Throughput, latency, concurrency

The difference between making a good and a bad decisions often comes down to the quality of the pre-defined metrics. If the metric is poor so will be the decision.
When comparing performance between different technologies such as Google Big Query (based on a distributed file system – Colossus to be precise) and MPP technologies such as Redshift, people tend to list concurrency as a limitation of Redshift.
Unfortunately, concurrency is one of those metrics that really suck. In this blog post I will show you why.

Max concurrency

First things first. What do we actually mean when we talk about concurrency? Concurrency is the number of SQL queries that can be run in parallel on a system. When we max out on resources (CPU, memory, and other storage) on a database or some other processing frameworks such as Hadoop, Spark etc. etc. we have reached maximum concurrency.

Resource manager

What happens when we max out on resources depends on the resource manager. In a database, the resource manager allocates CPU, memory, and in some systems also disk to requests that users run against the database, e.g. SQL queries.
If the resource manager has been configured to process queries on a first come first serve basis (FIFO) then queries are serialized. In other words, they have to wait until the next slot becomes available. It’s similar to when you are boarding a plane or checking out at the supermarket. If all tills are serving a customer you have to wait in the queue.
Note: not all databases provide a FIFO resource manager.
If the resource manager is set up to use a fair scheduler, then all of the various queries that have been launched get allocated a fair share of resources. Sounds great. What’s not to be liked about fair?
Well, in this particular case it will lead to an overall degradation of system performance. To serve all queries at the same time, the CPU cores need to switch back and forth between queries. This generates a huge overhead. It also leads to eviction of data from the CPU level caches and in some cases DRAM and that is when things get really slow as we have to endure multiple passes over the same data.
While we have achieved higher concurrency (more queries are served at the same time), the latency of our individual queries increases (in other words they run slower) and overall system throughput has decreased (in other words we can satisfy less queries per time unit). In the worst case we have gone from a state where some users are unhappy because of long wait times to a state where everyone is unhappy.

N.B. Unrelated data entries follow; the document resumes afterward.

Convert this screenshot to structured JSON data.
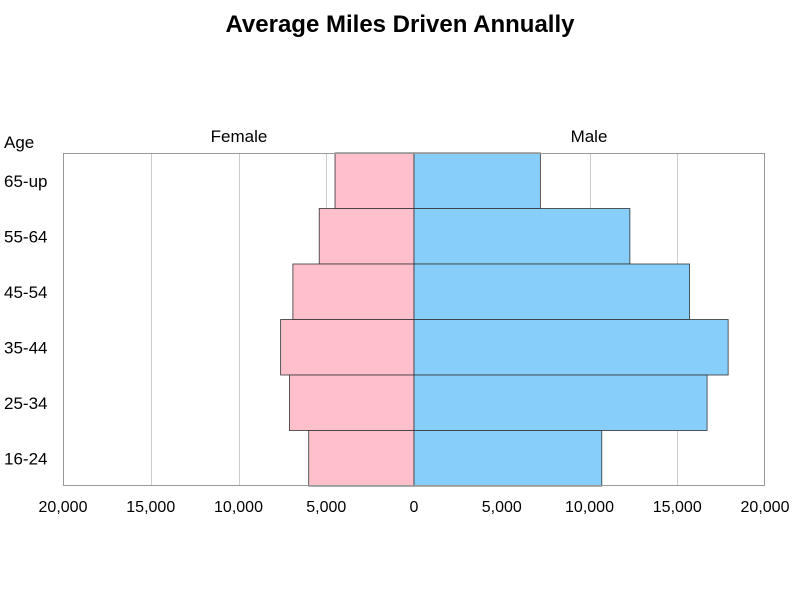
{
  "chart_data": {
    "type": "bar",
    "orientation": "horizontal-butterfly",
    "title": "Average Miles Driven Annually",
    "ylabel": "Age",
    "categories": [
      "65-up",
      "55-64",
      "45-54",
      "35-44",
      "25-34",
      "16-24"
    ],
    "series": [
      {
        "name": "Female",
        "side": "left",
        "color": "#ffc0cb",
        "values": [
          4500,
          5400,
          6900,
          7600,
          7100,
          6000
        ]
      },
      {
        "name": "Male",
        "side": "right",
        "color": "#87cefa",
        "values": [
          7200,
          12300,
          15700,
          17900,
          16700,
          10700
        ]
      }
    ],
    "xlim": [
      -20000,
      20000
    ],
    "xticks": [
      -20000,
      -15000,
      -10000,
      -5000,
      0,
      5000,
      10000,
      15000,
      20000
    ],
    "xtick_labels": [
      "20,000",
      "15,000",
      "10,000",
      "5,000",
      "0",
      "5,000",
      "10,000",
      "15,000",
      "20,000"
    ],
    "grid": true,
    "legend": "none",
    "colors": {
      "bar_outline": "#333333",
      "grid": "#cccccc",
      "frame": "#999999"
    }
  }
}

Throughput, latency, concurrency

So how can we increase concurrency on a database? It’s quite simple really. We just need to decrease the latency of our queries (make them run faster). How do we do that?  There are various ways.
Write better queries, e.g. by using window functions and looking at explain plans
Model your data for performance, e.g. by de-normalizing data, using columnar storage, storage indexes, using good distribution and sort keys, understanding usage patterns etc.
Throw money at the problem by upgrading from an SMP to an MPP database or by adding nodes to your existing MPP database (Redshift, Teradata etc.). The latency of most queries is cut in half by doubling the number of nodes in a cluster.

How are latency and concurrency related?

This blog post here has a great example. Let me go through it here:

  • 1800 similar SQL queries are running per hour on the database.
  • On average that gives us a new query every two seconds.
  • Each query takes 60 seconds to run on average.
  • On average we are running 30 concurrent queries.
  • The database we are using supports 15 queries to run concurrently.
  • We need to queue 15 queries.

Let’s see what happens to our level of concurrency once we tune our SQL queries.

  • We still have 1800 similar SQL queries running per hour on the database.
  • Now our queries execute in 10 seconds.
  • On average we now just have five concurrent queries.
  • No queries get serialised and we even have ten more available slots.


Concurrency is a derived metric from latency. You increase concurrency by decreasing latency.
For Redshift that means writing better queries, adding more nodes, replacing your nodes with dense compute nodes, and using workload management to create queues to separate interactive from batch queries.
While systems that are built on distributed file systems such as Hadoop and Google Big Query can achieve higher levels of concurrency as they don’t evenly split the data across the nodes in the cluster, they tend to show higher latency for a certain class of queries, e.g. joins of very large tables.
When comparing performance always look at latency and throughput to compare performance.